In August 2003, NISD's Special Education Director Debbie Walker informed
Conroy she would be transferred from the elementary school to the high school for the
11. 2003-2004 school year. Conroy had previously told Walker that Conroy did not want to
go to the high school and Conroy's specialization was in working with very young
children. In October 2003, while working at the high school, Conroy received a directive
from High School Principal Elizabeth Ballenger instructing her to follow the admission,
review, and dismissal procedures. Conroy brought suit against NISD under the Texas
Whistleblower Act alleging her transfer to the high school and the October 2003 directive
were retaliation for her reports to the TEA and U.S. Department of Education.
FACTS
Appellant Nora Kathryn Conroy, a diagnostician employed in the Nacogdoches
Independent School District's special education department, filed suit against the school
district under the Whistleblower Act. Conroy appeals the trial court's final order granting
NISD's no-evidence motion for summary judgment. NISD cross-appeals the trial court's
order denying NISD'S motion to transfer venue. We affirm the trial court's judgment as
modified.
DECISION
For Conroy to prevail on her claim, she must establish (1) she is a public
employee; (2) she acted in good faith in making her report; (3) the report involved a
violation of law; (4) the report was made to an appropriate law enforcement authority;
and (5) she suffered retaliation as a result of making the report. Employees filing a
whistleblower action must prove all elements of their claim by a preponderance of the
evidence. Conroy argues the trial court erred in granting NISD's no-evidence motion for
summary judgment because more than a scintilla of evidence established “causation”
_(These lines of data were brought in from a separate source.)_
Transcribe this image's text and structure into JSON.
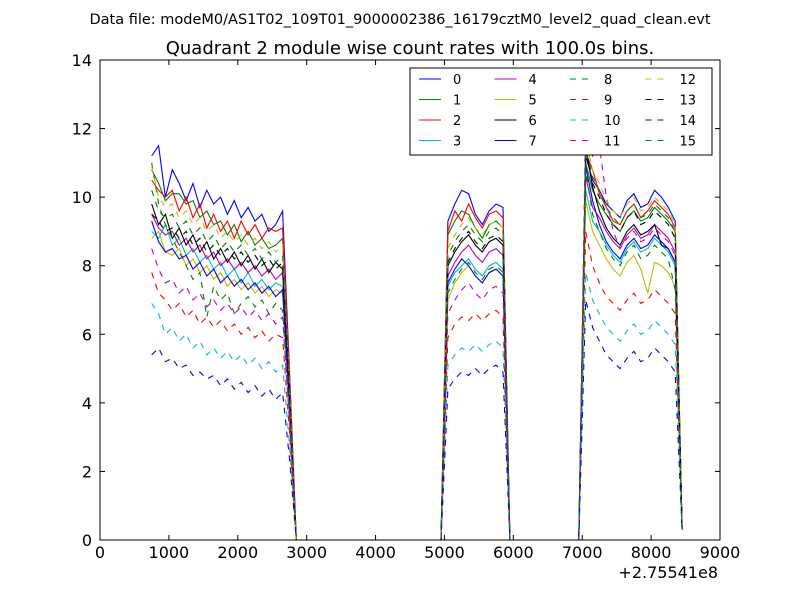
{
  "suptitle": "Data file: modeM0/AS1T02_109T01_9000002386_16179cztM0_level2_quad_clean.evt",
  "chart_data": {
    "type": "line",
    "title": "Quadrant 2 module wise count rates with 100.0s bins.",
    "xlabel": "",
    "ylabel": "",
    "x_offset_label": "+2.75541e8",
    "xlim": [
      0,
      9000
    ],
    "ylim": [
      0,
      14
    ],
    "x_ticks": [
      "0",
      "1000",
      "2000",
      "3000",
      "4000",
      "5000",
      "6000",
      "7000",
      "8000",
      "9000"
    ],
    "y_ticks": [
      "0",
      "2",
      "4",
      "6",
      "8",
      "10",
      "12",
      "14"
    ],
    "legend_position": "top-right",
    "legend_columns": 4,
    "x": [
      750,
      850,
      950,
      1050,
      1150,
      1250,
      1350,
      1450,
      1550,
      1650,
      1750,
      1850,
      1950,
      2050,
      2150,
      2250,
      2350,
      2450,
      2550,
      2650,
      2750,
      2850,
      2950,
      4950,
      5050,
      5150,
      5250,
      5350,
      5450,
      5550,
      5650,
      5750,
      5850,
      5950,
      6050,
      6950,
      7050,
      7150,
      7250,
      7350,
      7450,
      7550,
      7650,
      7750,
      7850,
      7950,
      8050,
      8150,
      8250,
      8350,
      8450
    ],
    "series": [
      {
        "name": "0",
        "color": "#0000ff",
        "dash": "solid",
        "values": [
          11.2,
          11.5,
          10.0,
          10.8,
          10.4,
          9.9,
          10.4,
          9.7,
          10.2,
          9.8,
          10.0,
          9.5,
          9.9,
          9.4,
          9.7,
          9.3,
          9.5,
          9.0,
          9.2,
          9.6,
          5.0,
          0.0,
          0.0,
          0.0,
          9.3,
          9.8,
          10.2,
          10.1,
          9.5,
          9.2,
          9.6,
          9.8,
          9.7,
          0.0,
          0.0,
          0.0,
          11.2,
          10.5,
          10.2,
          9.8,
          9.6,
          9.4,
          9.9,
          10.1,
          9.7,
          9.8,
          10.2,
          10.0,
          9.7,
          9.3,
          0.3
        ]
      },
      {
        "name": "1",
        "color": "#008000",
        "dash": "solid",
        "values": [
          10.8,
          10.4,
          9.9,
          10.1,
          10.1,
          9.8,
          9.9,
          9.4,
          9.6,
          9.2,
          9.3,
          8.9,
          9.2,
          8.7,
          9.0,
          8.6,
          8.8,
          8.5,
          8.6,
          8.8,
          4.8,
          0.0,
          0.0,
          0.0,
          8.9,
          9.3,
          9.6,
          9.5,
          9.1,
          8.8,
          9.2,
          9.3,
          9.1,
          0.0,
          0.0,
          0.0,
          11.0,
          10.2,
          9.8,
          9.5,
          9.2,
          9.0,
          9.4,
          9.6,
          9.3,
          9.4,
          9.7,
          9.5,
          9.3,
          9.0,
          0.3
        ]
      },
      {
        "name": "2",
        "color": "#ff0000",
        "dash": "solid",
        "values": [
          10.5,
          10.2,
          10.0,
          10.2,
          9.6,
          10.0,
          9.4,
          9.8,
          9.1,
          9.5,
          9.0,
          9.3,
          8.8,
          9.3,
          8.9,
          9.2,
          8.8,
          9.1,
          9.0,
          9.1,
          4.9,
          0.0,
          0.0,
          0.0,
          9.0,
          9.6,
          9.3,
          9.8,
          9.4,
          9.1,
          9.5,
          9.6,
          9.4,
          0.0,
          0.0,
          0.0,
          11.3,
          10.8,
          10.1,
          9.7,
          9.3,
          9.2,
          9.6,
          9.8,
          9.4,
          9.6,
          9.9,
          9.7,
          9.5,
          9.1,
          0.3
        ]
      },
      {
        "name": "3",
        "color": "#00bfbf",
        "dash": "solid",
        "values": [
          9.0,
          8.8,
          9.2,
          8.6,
          8.8,
          8.3,
          8.5,
          8.1,
          8.3,
          7.9,
          8.1,
          7.7,
          7.9,
          7.5,
          7.8,
          7.4,
          7.6,
          7.3,
          7.5,
          7.4,
          4.0,
          0.0,
          0.0,
          0.0,
          7.4,
          7.8,
          8.0,
          8.2,
          7.9,
          7.7,
          8.0,
          8.1,
          7.9,
          0.0,
          0.0,
          0.0,
          10.2,
          9.3,
          9.0,
          8.6,
          8.3,
          8.1,
          8.5,
          8.7,
          8.4,
          8.5,
          8.8,
          8.6,
          8.4,
          8.0,
          0.3
        ]
      },
      {
        "name": "4",
        "color": "#bf00bf",
        "dash": "solid",
        "values": [
          9.5,
          9.1,
          8.9,
          9.0,
          8.6,
          8.8,
          8.4,
          8.6,
          8.2,
          8.4,
          8.0,
          8.2,
          7.9,
          8.1,
          7.8,
          8.0,
          7.7,
          7.9,
          7.6,
          7.8,
          4.2,
          0.0,
          0.0,
          0.0,
          7.7,
          8.1,
          8.4,
          8.6,
          8.3,
          8.1,
          8.4,
          8.5,
          8.3,
          0.0,
          0.0,
          0.0,
          10.6,
          9.7,
          9.4,
          9.0,
          8.7,
          8.5,
          8.9,
          9.1,
          8.8,
          8.9,
          9.2,
          9.0,
          8.8,
          8.4,
          0.3
        ]
      },
      {
        "name": "5",
        "color": "#bfbf00",
        "dash": "solid",
        "values": [
          8.8,
          9.0,
          8.4,
          8.3,
          8.5,
          8.0,
          8.2,
          7.8,
          8.0,
          7.6,
          7.8,
          7.4,
          7.6,
          7.3,
          7.5,
          7.2,
          7.4,
          7.1,
          7.3,
          7.2,
          3.9,
          0.0,
          0.0,
          0.0,
          7.0,
          7.5,
          7.8,
          8.0,
          7.7,
          7.5,
          7.8,
          7.9,
          7.7,
          0.0,
          0.0,
          0.0,
          9.9,
          9.0,
          8.6,
          8.2,
          7.9,
          7.7,
          8.1,
          8.3,
          7.9,
          7.2,
          8.1,
          8.0,
          7.8,
          7.4,
          0.3
        ]
      },
      {
        "name": "6",
        "color": "#000000",
        "dash": "solid",
        "values": [
          9.8,
          9.2,
          9.5,
          8.8,
          9.1,
          8.6,
          8.9,
          8.4,
          8.7,
          8.2,
          8.5,
          8.1,
          8.4,
          8.0,
          8.3,
          7.9,
          8.2,
          7.8,
          8.1,
          7.9,
          4.3,
          0.0,
          0.0,
          0.0,
          8.0,
          8.4,
          8.7,
          8.9,
          8.6,
          8.4,
          8.7,
          8.8,
          8.6,
          0.0,
          0.0,
          0.0,
          11.5,
          10.3,
          9.6,
          9.1,
          8.8,
          8.6,
          9.0,
          9.2,
          8.9,
          9.0,
          9.2,
          8.6,
          8.5,
          8.1,
          0.3
        ]
      },
      {
        "name": "7",
        "color": "#0000ff",
        "dash": "solid",
        "values": [
          9.3,
          8.7,
          8.4,
          8.5,
          8.2,
          8.3,
          7.9,
          8.1,
          7.7,
          7.9,
          7.5,
          7.7,
          7.4,
          7.6,
          7.3,
          7.5,
          7.2,
          7.4,
          7.1,
          7.3,
          4.0,
          0.0,
          0.0,
          0.0,
          7.5,
          7.9,
          8.2,
          8.0,
          7.7,
          7.5,
          7.8,
          7.9,
          7.7,
          0.0,
          0.0,
          0.0,
          10.9,
          9.9,
          9.2,
          8.7,
          8.4,
          8.2,
          8.6,
          8.8,
          8.5,
          8.6,
          8.9,
          8.7,
          8.5,
          8.1,
          0.3
        ]
      },
      {
        "name": "8",
        "color": "#008000",
        "dash": "dashed",
        "values": [
          11.0,
          9.8,
          9.2,
          8.8,
          8.4,
          8.0,
          7.6,
          7.8,
          6.5,
          7.4,
          7.0,
          7.2,
          6.6,
          6.9,
          7.1,
          6.8,
          7.0,
          6.6,
          6.9,
          6.7,
          3.6,
          0.0,
          0.0,
          0.0,
          7.2,
          7.6,
          7.9,
          8.1,
          7.8,
          7.6,
          7.9,
          8.0,
          7.8,
          0.0,
          0.0,
          0.0,
          10.8,
          9.5,
          9.0,
          8.5,
          8.2,
          8.0,
          8.4,
          8.6,
          8.2,
          8.3,
          8.6,
          8.4,
          8.2,
          7.3,
          0.3
        ]
      },
      {
        "name": "9",
        "color": "#ff0000",
        "dash": "dashed",
        "values": [
          7.8,
          7.2,
          7.0,
          6.7,
          6.9,
          6.5,
          6.7,
          6.3,
          6.5,
          6.2,
          6.4,
          6.1,
          6.3,
          6.0,
          6.2,
          5.9,
          6.1,
          5.8,
          6.0,
          5.9,
          3.2,
          0.0,
          0.0,
          0.0,
          5.9,
          6.3,
          6.5,
          6.4,
          6.6,
          6.4,
          6.6,
          6.7,
          6.5,
          0.0,
          0.0,
          0.0,
          9.0,
          8.0,
          7.5,
          7.1,
          6.9,
          6.7,
          7.0,
          7.2,
          6.9,
          7.0,
          7.3,
          7.1,
          6.9,
          6.6,
          0.3
        ]
      },
      {
        "name": "10",
        "color": "#00bfbf",
        "dash": "dashed",
        "values": [
          6.9,
          6.6,
          6.0,
          6.2,
          5.8,
          6.0,
          5.6,
          5.8,
          5.4,
          5.6,
          5.3,
          5.5,
          5.2,
          5.4,
          5.1,
          5.3,
          5.0,
          5.2,
          4.9,
          5.1,
          2.8,
          0.0,
          0.0,
          0.0,
          5.1,
          5.4,
          5.6,
          5.5,
          5.7,
          5.5,
          5.7,
          5.8,
          5.6,
          0.0,
          0.0,
          0.0,
          7.8,
          7.0,
          6.6,
          6.2,
          6.0,
          5.8,
          6.1,
          6.3,
          6.0,
          6.1,
          6.4,
          6.2,
          6.0,
          5.7,
          0.3
        ]
      },
      {
        "name": "11",
        "color": "#bf00bf",
        "dash": "dashed",
        "values": [
          8.5,
          7.9,
          7.5,
          7.6,
          7.2,
          7.4,
          7.0,
          7.2,
          6.8,
          7.0,
          6.7,
          6.9,
          6.6,
          6.8,
          6.5,
          6.7,
          6.4,
          6.6,
          6.3,
          6.5,
          3.5,
          0.0,
          0.0,
          0.0,
          6.6,
          7.0,
          7.3,
          7.5,
          7.2,
          7.0,
          7.3,
          7.4,
          7.2,
          0.0,
          0.0,
          0.0,
          12.4,
          11.2,
          11.5,
          10.0,
          9.0,
          8.5,
          8.8,
          9.0,
          8.7,
          8.8,
          9.1,
          8.9,
          8.7,
          8.3,
          0.3
        ]
      },
      {
        "name": "12",
        "color": "#bfbf00",
        "dash": "dashed",
        "values": [
          10.9,
          10.0,
          9.7,
          9.8,
          9.4,
          9.6,
          9.2,
          9.4,
          9.0,
          9.2,
          8.8,
          9.0,
          8.7,
          8.9,
          8.6,
          8.8,
          8.5,
          8.7,
          8.4,
          8.6,
          4.6,
          0.0,
          0.0,
          0.0,
          8.5,
          8.9,
          9.2,
          9.4,
          9.1,
          8.9,
          9.2,
          9.3,
          9.1,
          0.0,
          0.0,
          0.0,
          11.7,
          10.8,
          10.4,
          9.9,
          9.6,
          9.4,
          9.8,
          10.0,
          9.6,
          9.7,
          10.0,
          9.8,
          9.6,
          9.2,
          0.3
        ]
      },
      {
        "name": "13",
        "color": "#000000",
        "dash": "dashed",
        "values": [
          9.5,
          9.3,
          9.0,
          9.1,
          8.8,
          9.0,
          8.6,
          8.8,
          8.4,
          8.6,
          8.3,
          8.5,
          8.2,
          8.4,
          8.1,
          8.3,
          8.0,
          8.2,
          7.9,
          8.1,
          4.4,
          0.0,
          0.0,
          0.0,
          8.1,
          8.5,
          8.8,
          9.0,
          8.7,
          8.5,
          8.8,
          8.9,
          8.7,
          0.0,
          0.0,
          0.0,
          11.3,
          10.4,
          10.0,
          9.5,
          9.2,
          9.0,
          9.4,
          9.6,
          9.2,
          9.3,
          9.6,
          9.4,
          9.2,
          8.8,
          0.3
        ]
      },
      {
        "name": "14",
        "color": "#0000ff",
        "dash": "dashed",
        "values": [
          5.4,
          5.6,
          5.2,
          5.3,
          5.0,
          5.1,
          4.8,
          4.9,
          4.7,
          4.8,
          4.5,
          4.7,
          4.4,
          4.6,
          4.3,
          4.5,
          4.2,
          4.4,
          4.1,
          4.3,
          2.4,
          0.0,
          0.0,
          0.0,
          4.4,
          4.7,
          4.9,
          4.8,
          5.0,
          4.8,
          5.0,
          5.1,
          4.9,
          0.0,
          0.0,
          0.0,
          7.0,
          6.2,
          5.8,
          5.4,
          5.2,
          5.0,
          5.3,
          5.5,
          5.2,
          5.3,
          5.6,
          5.4,
          5.2,
          4.9,
          0.3
        ]
      },
      {
        "name": "15",
        "color": "#008000",
        "dash": "dashed",
        "values": [
          10.2,
          9.6,
          9.4,
          9.5,
          9.1,
          9.3,
          8.9,
          9.1,
          8.7,
          8.9,
          8.5,
          8.7,
          8.4,
          8.6,
          8.3,
          8.5,
          8.2,
          8.4,
          8.1,
          8.3,
          4.5,
          0.0,
          0.0,
          0.0,
          8.3,
          8.7,
          9.0,
          9.2,
          8.9,
          8.7,
          9.0,
          9.1,
          8.9,
          0.0,
          0.0,
          0.0,
          11.4,
          10.6,
          10.2,
          9.7,
          9.4,
          9.2,
          9.6,
          9.8,
          9.4,
          9.5,
          9.8,
          9.6,
          9.4,
          9.0,
          0.3
        ]
      }
    ]
  }
}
between Conroy's report of violations and her transfer and the October 2003 directive. To
show causation, a public employee must demonstrate that after he or she reported a
violation of the law in good faith to an appropriate law enforcement authority, the
employee suffered discriminatory conduct by his or her employer that would not have
occurred when it did if the employee had not reported the illegal conduct.
DICTA
The Court of Appeals, Beaumont, Judge David V. Wilson ruled that Conroy failed
to present more than a scintilla of evidence to support the causation element to her claim
and we affirm the trial court's judgment as modified. We need not address NISD's cross
appeal.
IMPLICATIONS
A whistleblower is a person who publicly alleges concealed misconduct on the
part of an organization or body of people, usually from within that same organization.
This misconduct may be classified in many ways; for example, a violation of a law, rule,
or regulation. The Appellant was not successful in her suit because of lack of evidence
regarding reasons for her termination and dismissal.